The Hot Seat

Brett Anderson (Ownership rates: Yahoo 29%, ESPN 17.1%, CBS 36%)

Brett Anderson just cannot stay healthy. This much is clear by now. Since making 30 starts for Oakland in 2009, he has made a total of 43 major-league starts from 2010 through 2013. The 25-year-old lefty has spent most of this season on the disabled list yet again and hasn’t pitched in the majors since April.

When Anderson originally started his rehab assignment, the A’s were planning on bringing him back as a reliever. However, when Bartolo Colon hit the disabled list, Oakland reevaluated their plans and decided to stretch Anderson back out to be a starter.

Likely due to a combination of the injury and the initial reports of Anderson returning in a bullpen role, he is widely available in fantasy leagues. While he obviously is a constant injury risk, we’re late enough in the season that fantasy owners really don’t need him for long.

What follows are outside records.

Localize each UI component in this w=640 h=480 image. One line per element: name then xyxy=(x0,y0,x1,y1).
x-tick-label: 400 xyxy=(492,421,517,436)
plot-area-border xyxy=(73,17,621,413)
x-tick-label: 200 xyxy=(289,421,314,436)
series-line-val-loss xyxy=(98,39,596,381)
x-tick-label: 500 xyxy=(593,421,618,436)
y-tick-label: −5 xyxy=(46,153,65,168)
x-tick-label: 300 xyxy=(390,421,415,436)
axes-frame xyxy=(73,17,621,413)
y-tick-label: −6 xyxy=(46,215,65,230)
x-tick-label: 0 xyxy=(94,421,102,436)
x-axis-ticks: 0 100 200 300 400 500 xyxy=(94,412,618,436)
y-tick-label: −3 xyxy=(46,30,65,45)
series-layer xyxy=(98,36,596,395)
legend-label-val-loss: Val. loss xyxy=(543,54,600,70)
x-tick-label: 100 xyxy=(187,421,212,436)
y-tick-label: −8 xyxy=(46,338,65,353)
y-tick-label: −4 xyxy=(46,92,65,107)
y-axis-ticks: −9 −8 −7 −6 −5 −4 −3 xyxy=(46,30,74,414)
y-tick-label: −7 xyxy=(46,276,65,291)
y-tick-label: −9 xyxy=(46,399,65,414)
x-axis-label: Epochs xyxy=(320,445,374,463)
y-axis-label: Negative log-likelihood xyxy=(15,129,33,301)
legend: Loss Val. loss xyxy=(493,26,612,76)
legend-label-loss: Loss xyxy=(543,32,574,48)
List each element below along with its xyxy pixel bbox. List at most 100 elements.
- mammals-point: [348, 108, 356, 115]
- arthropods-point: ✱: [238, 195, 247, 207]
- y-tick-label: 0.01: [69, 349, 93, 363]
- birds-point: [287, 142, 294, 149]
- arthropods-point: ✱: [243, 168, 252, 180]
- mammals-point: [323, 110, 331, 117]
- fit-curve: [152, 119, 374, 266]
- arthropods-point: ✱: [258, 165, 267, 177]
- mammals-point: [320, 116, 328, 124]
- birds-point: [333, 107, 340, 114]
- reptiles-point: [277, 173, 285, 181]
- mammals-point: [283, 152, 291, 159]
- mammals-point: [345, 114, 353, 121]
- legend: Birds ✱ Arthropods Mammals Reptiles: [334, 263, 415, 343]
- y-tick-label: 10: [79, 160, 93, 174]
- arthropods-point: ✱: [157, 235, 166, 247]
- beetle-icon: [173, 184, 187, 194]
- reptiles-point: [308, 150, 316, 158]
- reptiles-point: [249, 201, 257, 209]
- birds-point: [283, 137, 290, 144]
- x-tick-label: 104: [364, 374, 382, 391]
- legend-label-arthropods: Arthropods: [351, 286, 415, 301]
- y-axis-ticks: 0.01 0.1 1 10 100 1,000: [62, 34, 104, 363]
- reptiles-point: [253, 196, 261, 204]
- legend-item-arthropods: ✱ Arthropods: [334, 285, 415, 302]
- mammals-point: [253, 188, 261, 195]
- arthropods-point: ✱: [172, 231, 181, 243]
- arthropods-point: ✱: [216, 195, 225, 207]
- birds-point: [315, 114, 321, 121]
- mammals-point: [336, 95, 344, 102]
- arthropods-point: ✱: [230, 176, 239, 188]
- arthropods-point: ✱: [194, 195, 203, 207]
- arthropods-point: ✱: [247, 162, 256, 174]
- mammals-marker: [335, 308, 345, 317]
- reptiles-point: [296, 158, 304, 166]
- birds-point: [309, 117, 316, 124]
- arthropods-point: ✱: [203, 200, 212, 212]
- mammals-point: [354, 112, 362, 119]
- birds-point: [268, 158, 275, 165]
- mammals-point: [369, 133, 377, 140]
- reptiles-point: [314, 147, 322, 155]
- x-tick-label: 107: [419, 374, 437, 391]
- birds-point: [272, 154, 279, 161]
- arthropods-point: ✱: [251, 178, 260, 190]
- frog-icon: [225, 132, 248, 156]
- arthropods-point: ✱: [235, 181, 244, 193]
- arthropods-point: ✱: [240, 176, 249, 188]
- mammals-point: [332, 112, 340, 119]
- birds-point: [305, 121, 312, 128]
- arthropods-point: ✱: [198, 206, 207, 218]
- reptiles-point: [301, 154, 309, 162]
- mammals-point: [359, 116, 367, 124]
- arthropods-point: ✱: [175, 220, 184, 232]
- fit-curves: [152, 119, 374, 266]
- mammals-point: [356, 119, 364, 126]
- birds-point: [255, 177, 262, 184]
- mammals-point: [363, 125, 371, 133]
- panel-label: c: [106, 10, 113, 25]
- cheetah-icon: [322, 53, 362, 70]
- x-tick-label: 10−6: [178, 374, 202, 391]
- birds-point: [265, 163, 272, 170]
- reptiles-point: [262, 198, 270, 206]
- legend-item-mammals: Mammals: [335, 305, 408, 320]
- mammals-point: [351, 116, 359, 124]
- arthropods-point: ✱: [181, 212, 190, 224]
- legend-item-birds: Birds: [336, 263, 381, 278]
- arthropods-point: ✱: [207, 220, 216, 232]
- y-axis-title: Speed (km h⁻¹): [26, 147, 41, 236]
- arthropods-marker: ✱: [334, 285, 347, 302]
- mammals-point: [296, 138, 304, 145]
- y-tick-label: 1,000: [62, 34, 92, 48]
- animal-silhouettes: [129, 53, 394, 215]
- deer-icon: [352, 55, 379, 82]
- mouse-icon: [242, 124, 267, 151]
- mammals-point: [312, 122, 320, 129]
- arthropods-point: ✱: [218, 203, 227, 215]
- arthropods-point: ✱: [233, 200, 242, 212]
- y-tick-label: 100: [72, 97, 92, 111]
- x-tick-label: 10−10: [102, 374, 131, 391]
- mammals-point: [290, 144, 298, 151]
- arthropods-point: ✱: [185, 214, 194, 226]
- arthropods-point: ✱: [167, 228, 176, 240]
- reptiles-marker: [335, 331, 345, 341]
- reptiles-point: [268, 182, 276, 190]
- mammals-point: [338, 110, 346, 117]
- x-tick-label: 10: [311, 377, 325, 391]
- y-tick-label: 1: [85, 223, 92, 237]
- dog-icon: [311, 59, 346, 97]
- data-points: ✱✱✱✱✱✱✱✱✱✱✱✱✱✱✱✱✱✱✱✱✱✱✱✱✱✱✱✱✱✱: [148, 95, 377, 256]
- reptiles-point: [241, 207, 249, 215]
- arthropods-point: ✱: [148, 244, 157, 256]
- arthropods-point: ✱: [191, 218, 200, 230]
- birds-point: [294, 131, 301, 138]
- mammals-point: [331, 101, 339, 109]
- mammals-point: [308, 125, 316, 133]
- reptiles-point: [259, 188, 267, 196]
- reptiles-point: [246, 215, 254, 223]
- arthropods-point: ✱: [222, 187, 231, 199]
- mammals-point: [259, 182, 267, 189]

Anderson’s surface stats were less than impressive in April, with a 6.21 ERA and 1.62 WHIP in 29 innings, but it is a very small sample with lots of noise in it. His strand rate was a career-low 58.4 percent, and he was on a career-high pace in BABIP (.341) and home-run-to-fly-ball ratio (14.3 percent). The resulting 3.94 FIP and 3.59 xFIP indicate that he wasn’t pitching nearly as poorly as it seemed.

Aside from his health, the one concern I have with Anderson right now is his lack of control this year. He walked 15 batters in his 29 innings in the majors and has struggled with free passes on his rehab assignment, as well. However, I’m going to trust his 2.36 career walks-per-nine-innings rate in 435 career major-league innings over an extremely small sample from 2013. Anderson always has had excellent command, and I believe he’ll figure it out.

Anderson is hardly ever healthy, but when he is, he’s an excellent fantasy commodity. He has a 3.74 ERA and 3.56 FIP in his career and a WHIP of 1.27. He’s not a big strikeout guy, but his 7.03 strikeouts-per-nine-innings rate isn’t low enough to hurt fantasy owners, either. Also, keep in mind that he pitches his home games in the pitcher’s paradise of O.co Coliseum.

Oakland manager Bob Melvin knows how fragile Anderson is and isn’t planning to keep him on a minor-league rehab assignment for long:

It’s likely that your waiver wire is pretty thin on quality starting pitchers this time of year. It’s also likely that Anderson is available in your league. If he is, pick him up and stash him on your disabled list. If he comes back at 100 percent health, he should provide good value down the stretch.